TÜİK tarafından açıklanan bilgiler memur ve emekli maaşlarında yapılacak zam oranı için baz alınacağına göre bu rakamları esas alacağız. Buna göre emeklilere yapılacak zam oranı (refah payı hariç) %37,57 olacaktır. Memur emeklileri, örgütlendiği için toplu sözleşme farkı %15 eklendiğinde %49,5 zam alacakları kesindir. Peki, SGK ve Bağ-Kur emeklilerinin suçu nedir? Onların toplu sözleşmesi olmadığı için %37,57 ile yetinmek zorundadırlar. Enflasyon, toplumda herkes için geçerlidir ve hepimiz aynı enflasyonu yaşamaktayız. Tabii ki yüksek gelir gruplarını asgari ücret ve emekliler kadar etkilemeyecektir. Özellikle SGK ve Bağ-Kur emeklileri, bugüne kadar her dönem enflasyonun altında ezilmişlerdir. Geçtiğimiz son seçimlere 15 gün kala Cumhurbaşkanımız, 5 bin 500 TL olan en düşük emekli maaşını 7 bin 500 TL ye yükselterek seçim için de olsa bir jest yapmıştı. Ve yaşadığımız enflasyon karşısında önemi kalmasa da yapılan memur zamlarının yanında önemini kaybederek sefilleri oynamaya devam ettiler ve bu günlere yılbaşında bir jest daha yapılabilir (seçim arifesinde) ümidiyle beklediler. Şimdi bu bekleme sonunda %37,57 ile sınırlı kalmaması, hatta seyyanen zam verilmesi, asgari ücrete göre eşitlenmesi gibi konular gündemde kalmaya devam ediyor ve sonucu hep birlikte göreceğiz.

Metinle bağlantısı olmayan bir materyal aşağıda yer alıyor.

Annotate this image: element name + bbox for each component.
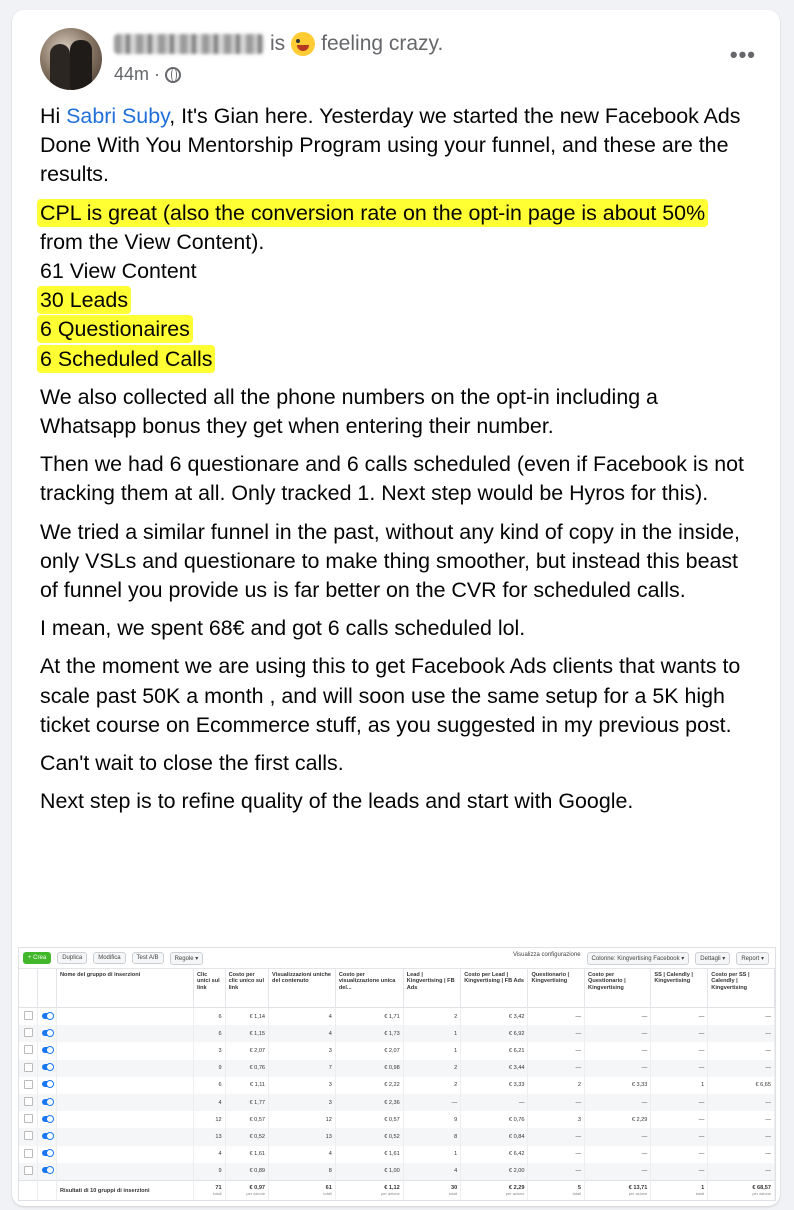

Yılbaşının gelmesi ile birlikte gelen fiyat artışları ise ocak ayı enflasyonunun yüksek çıkmasına sebep olacaktır. Asgari ücrete zam gelir gelmez etiketlerin değiştiğini gözlemliyoruz. İşçilik giderleri, hizmet işletmelerinde enflasyona fazla etki yapabilir ama diğer işletmelerde yapılan hesaplara göre %3- 4 ü geçmez. Fakat gelen zamlar asgari ürete yapılan %49 zam baz alınarak işçilik maliyetinin toplam üretime etkisi oranında değil, %15-20 veya daha fazla oranda yapılmaktadır. Bunun bir denetim sisteminin olması gerekir. Tüm işletmeler belli merkezden dijital olarak denetlenmelidir. Hükümet, geçtiğimiz günlerde denetim mekanizmasına verdiği önemi arttırarak fahiş fiyat uygulayan işletmelere ceza yağmuru başlatmıştı ve günümüzde de devam ediyor.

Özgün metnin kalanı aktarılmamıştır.